The biggest thing I learnt was to pick one platform and get it right before adding another. I tried Facebook, Instagram, and Google all at once and did a mediocre job on every one. Dropped down to just Facebook for the first client. Once that was running smoothly, I added another. Consistency beats perfection at the start. A decent post every day is better than a flawless post once a week. Your audience will forgive basic design - they won't forgive silence.
Daily posting is overrated for most SMEs unless you're in fast-moving niches like news or fashion. Three to four times a week on Facebook is plenty. Use the extra time to reply to comments and messages - that builds way more trust than another Canva graphic. A beginner should manage one platform per client until you feel bored. Master Facebook first, then add Instagram, then Google. Most SMEs don't even need all three.
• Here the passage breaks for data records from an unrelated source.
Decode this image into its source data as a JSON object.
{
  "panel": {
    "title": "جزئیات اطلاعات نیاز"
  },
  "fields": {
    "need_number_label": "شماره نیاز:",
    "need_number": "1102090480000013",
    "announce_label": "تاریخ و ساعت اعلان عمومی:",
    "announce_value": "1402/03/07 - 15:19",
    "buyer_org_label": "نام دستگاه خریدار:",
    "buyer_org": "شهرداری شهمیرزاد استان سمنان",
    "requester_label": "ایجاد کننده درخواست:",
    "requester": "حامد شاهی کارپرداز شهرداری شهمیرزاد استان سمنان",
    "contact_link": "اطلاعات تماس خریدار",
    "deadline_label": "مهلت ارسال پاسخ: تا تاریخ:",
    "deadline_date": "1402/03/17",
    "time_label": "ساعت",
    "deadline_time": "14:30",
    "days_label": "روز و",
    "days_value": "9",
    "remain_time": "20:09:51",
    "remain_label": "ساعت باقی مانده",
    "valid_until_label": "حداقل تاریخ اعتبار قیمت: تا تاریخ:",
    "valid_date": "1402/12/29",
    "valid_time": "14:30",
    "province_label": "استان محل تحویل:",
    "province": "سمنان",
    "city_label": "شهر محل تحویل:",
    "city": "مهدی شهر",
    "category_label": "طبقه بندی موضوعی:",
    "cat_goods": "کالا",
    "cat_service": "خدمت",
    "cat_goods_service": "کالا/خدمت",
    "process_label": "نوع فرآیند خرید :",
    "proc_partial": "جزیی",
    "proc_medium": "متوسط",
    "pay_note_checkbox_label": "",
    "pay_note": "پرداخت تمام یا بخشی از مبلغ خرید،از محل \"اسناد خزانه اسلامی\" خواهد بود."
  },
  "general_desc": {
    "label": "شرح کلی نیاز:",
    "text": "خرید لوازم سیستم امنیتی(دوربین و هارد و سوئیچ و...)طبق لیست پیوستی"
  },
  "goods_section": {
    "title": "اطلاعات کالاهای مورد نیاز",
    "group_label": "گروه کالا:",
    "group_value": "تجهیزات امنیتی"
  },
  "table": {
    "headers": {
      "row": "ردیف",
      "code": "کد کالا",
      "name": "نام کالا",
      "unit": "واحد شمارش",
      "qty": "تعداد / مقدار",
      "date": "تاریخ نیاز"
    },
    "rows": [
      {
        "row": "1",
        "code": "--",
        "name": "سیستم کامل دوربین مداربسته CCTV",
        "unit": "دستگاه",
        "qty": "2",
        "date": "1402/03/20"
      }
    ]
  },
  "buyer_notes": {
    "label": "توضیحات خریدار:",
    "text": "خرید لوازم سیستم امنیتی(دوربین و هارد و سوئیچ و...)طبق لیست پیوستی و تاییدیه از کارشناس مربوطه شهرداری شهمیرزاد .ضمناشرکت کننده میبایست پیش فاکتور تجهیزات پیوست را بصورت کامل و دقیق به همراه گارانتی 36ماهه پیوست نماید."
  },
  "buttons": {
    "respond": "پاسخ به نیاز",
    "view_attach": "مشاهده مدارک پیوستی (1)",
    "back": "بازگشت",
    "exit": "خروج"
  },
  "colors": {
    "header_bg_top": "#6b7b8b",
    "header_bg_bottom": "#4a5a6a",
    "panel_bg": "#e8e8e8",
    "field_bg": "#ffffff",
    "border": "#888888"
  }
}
You're ready for ads once you have a dozen or so organic posts that got some genuine engagement. Run a fiver a day for a week just to learn the dashboard. Don't spend real money until you know what a good post looks like. Organic growth should come first because ads amplify what already works. If your organic post gets ten likes, ads will get you a hundred. But if organic gets zero, ads will get zero too.
Metrics to focus on besides followers: engagement rate (likes + comments divided by reach) and response time to messages. Followers are vanity. Replies are sanity.
Avoid burnout by batching content. Spend one Sunday making ten posts, then schedule them in Meta Business Suite. Don't touch social media again till Thursday. That saved my life.
The biggest mistake beginners make is trying to be everywhere at once and doing none of it well. You've already spotted that. So drop the extra platforms for now. Get one client running smoothly. Then scale. You've got this.